At its root, UX design is about telling stories. You can think of a story as how information is passed to a user as they move through an interface, but also how the user currently behaves, and how they could behave in the future. Storytelling is where research transitions into design.
Image from www.kstoolkit.org – Source unknown
In my last blog, I talked about finding empathy with users through observation. The information collected during those sessions becomes a diagram of the existing workflow. Once we have a diagram of an existing workflow, we can then simplify it into our ideal new workflow. The old workflow tells the existing story of the users day and the simplified workflow tells the new story.
That is how the story is created; but, how do you actually tell that story to the client? The new workflow may look very foreign to them, especially if you’ve automated some of their daily tasks. You have to show them how it will work.
This is the first area in which actual design comes into play. The simplified workflows gives you a series of actions which to design against. You can take this story, and design a “strawman” wireframe, the purpose of which is to surface interaction patterns that may occur. Once you know what the user needs to do and what the interface needs to display, you can back up, and iterate as many different design options as possible. A few will likely surface as contenders for validating with the client.

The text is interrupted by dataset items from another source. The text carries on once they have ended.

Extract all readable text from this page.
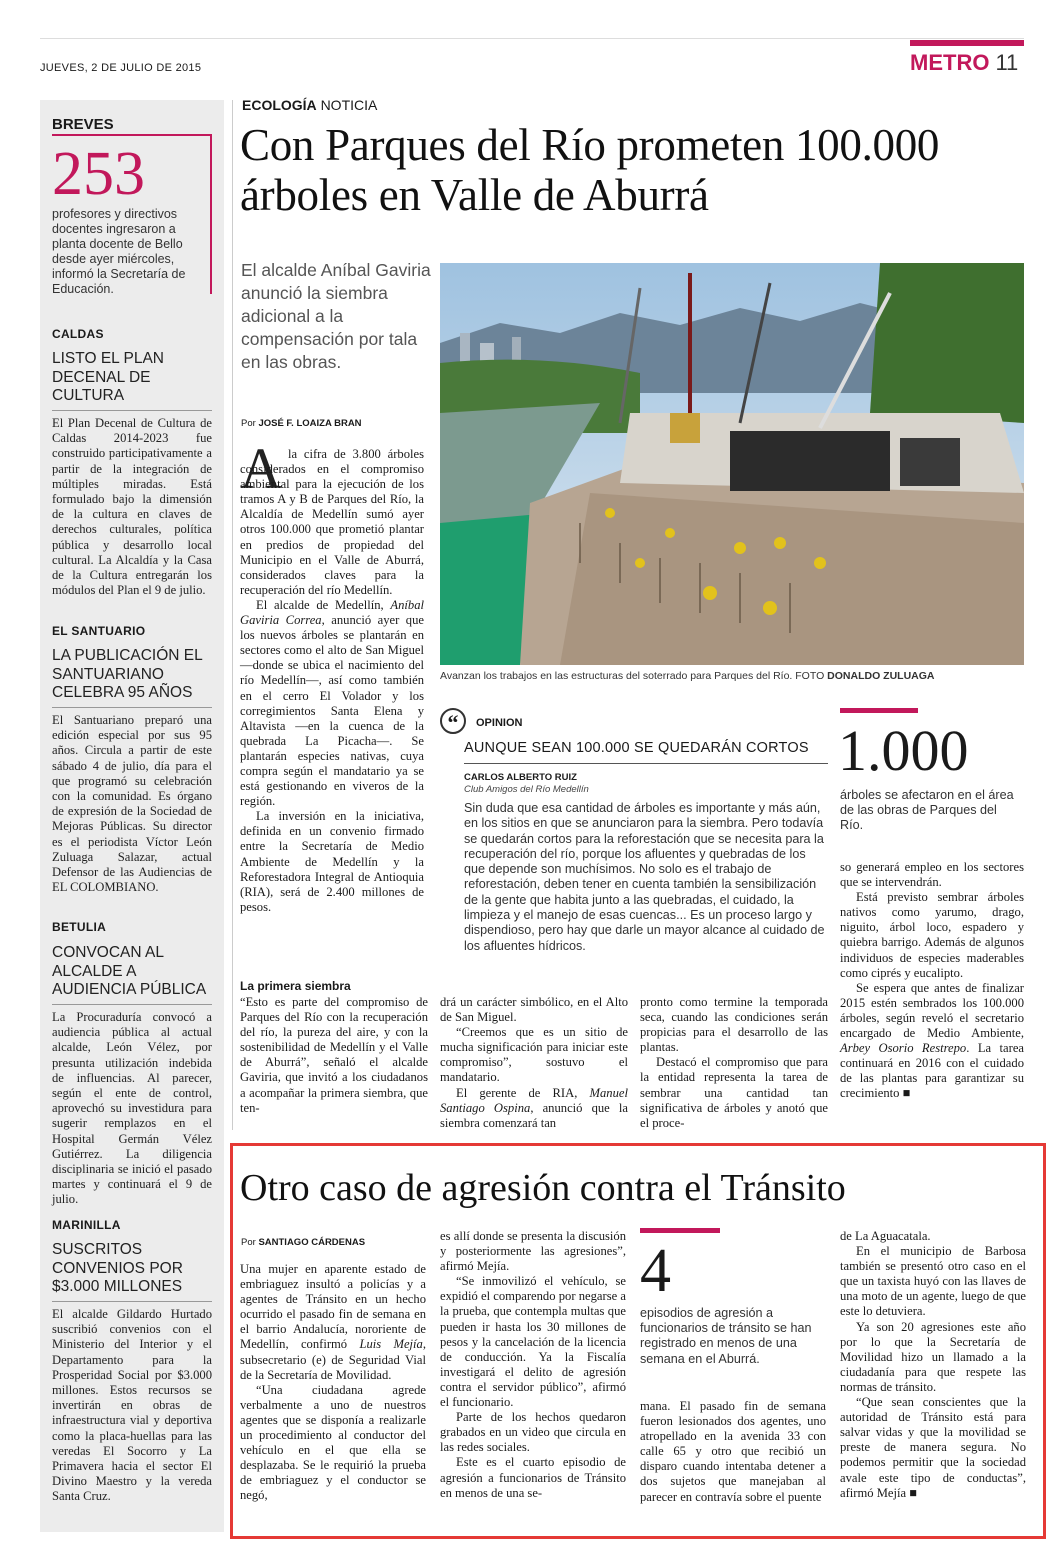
JUEVES, 2 DE JULIO DE 2015	METRO 11
BREVES
253
profesores y directivos docentes ingresaron a planta docente de Bello desde ayer miércoles, informó la Secretaría de Educación.
CALDAS
LISTO EL PLAN DECENAL DE CULTURA
El Plan Decenal de Cultura de Caldas 2014-2023 fue construido participativamente a partir de la integración de múltiples miradas. Está formulado bajo la dimensión de la cultura en claves de derechos culturales, política pública y desarrollo local cultural. La Alcaldía y la Casa de la Cultura entregarán los módulos del Plan el 9 de julio.
EL SANTUARIO
LA PUBLICACIÓN EL SANTUARIANO CELEBRA 95 AÑOS
El Santuariano preparó una edición especial por sus 95 años. Circula a partir de este sábado 4 de julio, día para el que programó su celebración con la comunidad. Es órgano de expresión de la Sociedad de Mejoras Públicas. Su director es el periodista Víctor León Zuluaga Salazar, actual Defensor de las Audiencias de EL COLOMBIANO.
BETULIA
CONVOCAN AL ALCALDE A AUDIENCIA PÚBLICA
La Procuraduría convocó a audiencia pública al actual alcalde, León Vélez, por presunta utilización indebida de influencias. Al parecer, según el ente de control, aprovechó su investidura para sugerir remplazos en el Hospital Germán Vélez Gutiérrez. La diligencia disciplinaria se inició el pasado martes y continuará el 9 de julio.
MARINILLA
SUSCRITOS CONVENIOS POR $3.000 MILLONES
El alcalde Gildardo Hurtado suscribió convenios con el Ministerio del Interior y el Departamento para la Prosperidad Social por $3.000 millones. Estos recursos se invertirán en obras de infraestructura vial y deportiva como la placa-huellas para las veredas El Socorro y La Primavera hacia el sector El Divino Maestro y la vereda Santa Cruz.
ECOLOGÍA NOTICIA
Con Parques del Río prometen 100.000 árboles en Valle de Aburrá
El alcalde Aníbal Gaviria anunció la siembra adicional a la compensación por tala en las obras.
Por JOSÉ F. LOAIZA BRAN
A la cifra de 3.800 árboles considerados en el compromiso ambiental para la ejecución de los tramos A y B de Parques del Río, la Alcaldía de Medellín sumó ayer otros 100.000 que prometió plantar en predios de propiedad del Municipio en el Valle de Aburrá, considerados claves para la recuperación del río Medellín.

El alcalde de Medellín, Aníbal Gaviria Correa, anunció ayer que los nuevos árboles se plantarán en sectores como el alto de San Miguel —donde se ubica el nacimiento del río Medellín—, así como también en el cerro El Volador y los corregimientos Santa Elena y Altavista —en la cuenca de la quebrada La Picacha—. Se plantarán especies nativas, cuya compra según el mandatario ya se está gestionando en viveros de la región.

La inversión en la iniciativa, definida en un convenio firmado entre la Secretaría de Medio Ambiente de Medellín y la Reforestadora Integral de Antioquia (RIA), será de 2.400 millones de pesos.

Avanzan los trabajos en las estructuras del soterrado para Parques del Río. FOTO DONALDO ZULUAGA
“	OPINION
AUNQUE SEAN 100.000 SE QUEDARÁN CORTOS
CARLOS ALBERTO RUIZ
Club Amigos del Río Medellín
Sin duda que esa cantidad de árboles es importante y más aún, en los sitios en que se anunciaron para la siembra. Pero todavía se quedarán cortos para la reforestación que se necesita para la recuperación del río, porque los afluentes y quebradas de los que depende son muchísimos. No solo es el trabajo de reforestación, deben tener en cuenta también la sensibilización de la gente que habita junto a las quebradas, el cuidado, la limpieza y el manejo de esas cuencas... Es un proceso largo y dispendioso, pero hay que darle un mayor alcance al cuidado de los afluentes hídricos.
1.000
árboles se afectaron en el área de las obras de Parques del Río.
La primera siembra

“Esto es parte del compromiso de Parques del Río con la recuperación del río, la pureza del aire, y con la sostenibilidad de Medellín y el Valle de Aburrá”, señaló el alcalde Gaviria, que invitó a los ciudadanos a acompañar la primera siembra, que ten-

drá un carácter simbólico, en el Alto de San Miguel.

“Creemos que es un sitio de mucha significación para iniciar este compromiso”, sostuvo el mandatario.

El gerente de RIA, Manuel Santiago Ospina, anunció que la siembra comenzará tan

pronto como termine la temporada seca, cuando las condiciones serán propicias para el desarrollo de las plantas.

Destacó el compromiso que para la entidad representa la tarea de sembrar una cantidad tan significativa de árboles y anotó que el proce-

so generará empleo en los sectores que se intervendrán.

Está previsto sembrar árboles nativos como yarumo, drago, niguito, árbol loco, espadero y quiebra barrigo. Además de algunos individuos de especies maderables como ciprés y eucalipto.

Se espera que antes de finalizar 2015 estén sembrados los 100.000 árboles, según reveló el secretario encargado de Medio Ambiente, Arbey Osorio Restrepo. La tarea continuará en 2016 con el cuidado de las plantas para garantizar su crecimiento ■

Otro caso de agresión contra el Tránsito
Por SANTIAGO CÁRDENAS

Una mujer en aparente estado de embriaguez insultó a policías y a agentes de Tránsito en un hecho ocurrido el pasado fin de semana en el barrio Andalucía, nororiente de Medellín, confirmó Luis Mejía, subsecretario (e) de Seguridad Vial de la Secretaría de Movilidad.

“Una ciudadana agrede verbalmente a uno de nuestros agentes que se disponía a realizarle un procedimiento al conductor del vehículo en el que ella se desplazaba. Se le requirió la prueba de embriaguez y el conductor se negó,

es allí donde se presenta la discusión y posteriormente las agresiones”, afirmó Mejía.

“Se inmovilizó el vehículo, se expidió el comparendo por negarse a la prueba, que contempla multas que pueden ir hasta los 30 millones de pesos y la cancelación de la licencia de conducción. Ya la Fiscalía investigará el delito de agresión contra el servidor público”, afirmó el funcionario.

Parte de los hechos quedaron grabados en un video que circula en las redes sociales.

Este es el cuarto episodio de agresión a funcionarios de Tránsito en menos de una se-

4
episodios de agresión a funcionarios de tránsito se han registrado en menos de una semana en el Aburrá.

mana. El pasado fin de semana fueron lesionados dos agentes, uno atropellado en la avenida 33 con calle 65 y otro que recibió un disparo cuando intentaba detener a dos sujetos que manejaban al parecer en contravía sobre el puente

de La Aguacatala.

En el municipio de Barbosa también se presentó otro caso en el que un taxista huyó con las llaves de una moto de un agente, luego de que este lo detuviera.

Ya son 20 agresiones este año por lo que la Secretaría de Movilidad hizo un llamado a la ciudadanía para que respete las normas de tránsito.

“Que sean conscientes que la autoridad de Tránsito está para salvar vidas y que la movilidad se preste de manera segura. No podemos permitir que la sociedad avale este tipo de conductas”, afirmó Mejía ■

What you are driving toward at this point is a “framework”. The framework is the overall interaction model that will persist throughout the application. A good framework will allow the stakeholders to understand at a high level how the system will work, and how their lives will be better for it. It tells the story for you, but does so before too much effort has been spent. Thus if the design needs to be adjusted, its less painful to do so. Validating at this stage also helps build buy-in and excitement from stakeholders.
The transition from research to design is critical to a project’s success. Designing to tell a story of how the user’s life will improve dives buy-in, and makes detailed design a lot easier, and faster.